I think a lot more work is needed in this field. If there is one thing I would like to do in some fashion, it’s to help provide people with a sense of the choices that are out there so they can select the ones that fit their business needs at the moment. And I think that’s about education. I am enormously proud of the Responsible Jewellery Council but I don’t think it’s the single answer for everybody. There are a lot of different things out there right now.
For a really large business, it isn’t currently possible to segment a steady volume of supply in large enough qualities to be able to meet the need. I’m not sure that fair trade [jewelry] can be the answer for a bigger business but for a small business it could be.
What kind of insight do you think you can offer?
It may be about helping people understand the value of the RJC approach, and with the option of chain of custody, helping people understand how this fits into their business. It’s also helping people understand the Diamond Source Warranty Protocol and where that tool fits. You can open a toolbox but unless you understand what the job is to be done, you may not really understand which of these tools make sense for your business. So what is needed is education, but also an understanding of what is out there.
And what should they do to ensure a clean supply chain?

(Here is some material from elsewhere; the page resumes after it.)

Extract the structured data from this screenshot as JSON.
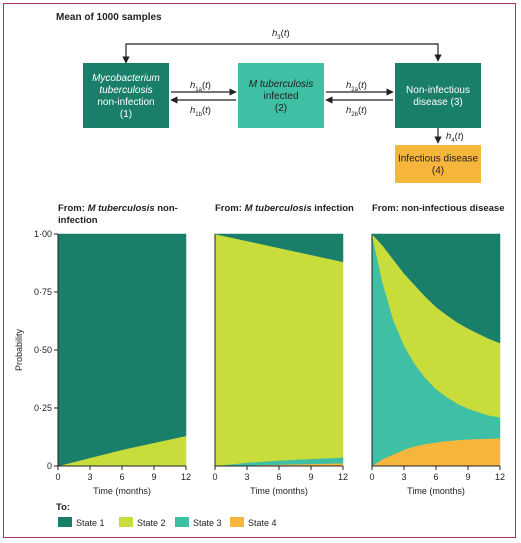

The first step is to self-assess what, if anything, they are currently doing. The answer may be nothing, we are just kind of depending on our suppliers. I think we need a systematic approach to giving everyone, no matter what level of the industry they are at, a sense of what is out there, and what they provide. I think if someone takes that on—maybe GIA or one of the other associations—that will add a lot to the ability of individual businesses when they self-assess so they can understand what more they should be doing.
Any businessperson has to wear the hat of the operator of that business. At the end of the day, it can be awfully hard to step back and take a strategic view of things. That is where more education is needed. So right now, it’s difficult; but maybe in a year or so there will be more available.
Any highlights of your career you wish to talk about?
There are a lot of high points. Some of the things that come to mind: Just to go back to the beginning—getting Americans to the Basel fair. By today’s world or perspective, that must seem so strange to people. But I don’t think that people can appreciate it was an accomplishment in its day, and that started my thinking of staying in the industry and not just moving on. I think another one of those episodes was having the chance to work with other people the industry on the efforts [to remove and cap] the luxury tax on jewelry.
Coming on to help JA and rethink its purpose to give meaning to the organization was just a terrific opportunity. I had a chance to work with a lot of terrific people. I have enjoyed working with independent jewelers as well as a lot of major corporations.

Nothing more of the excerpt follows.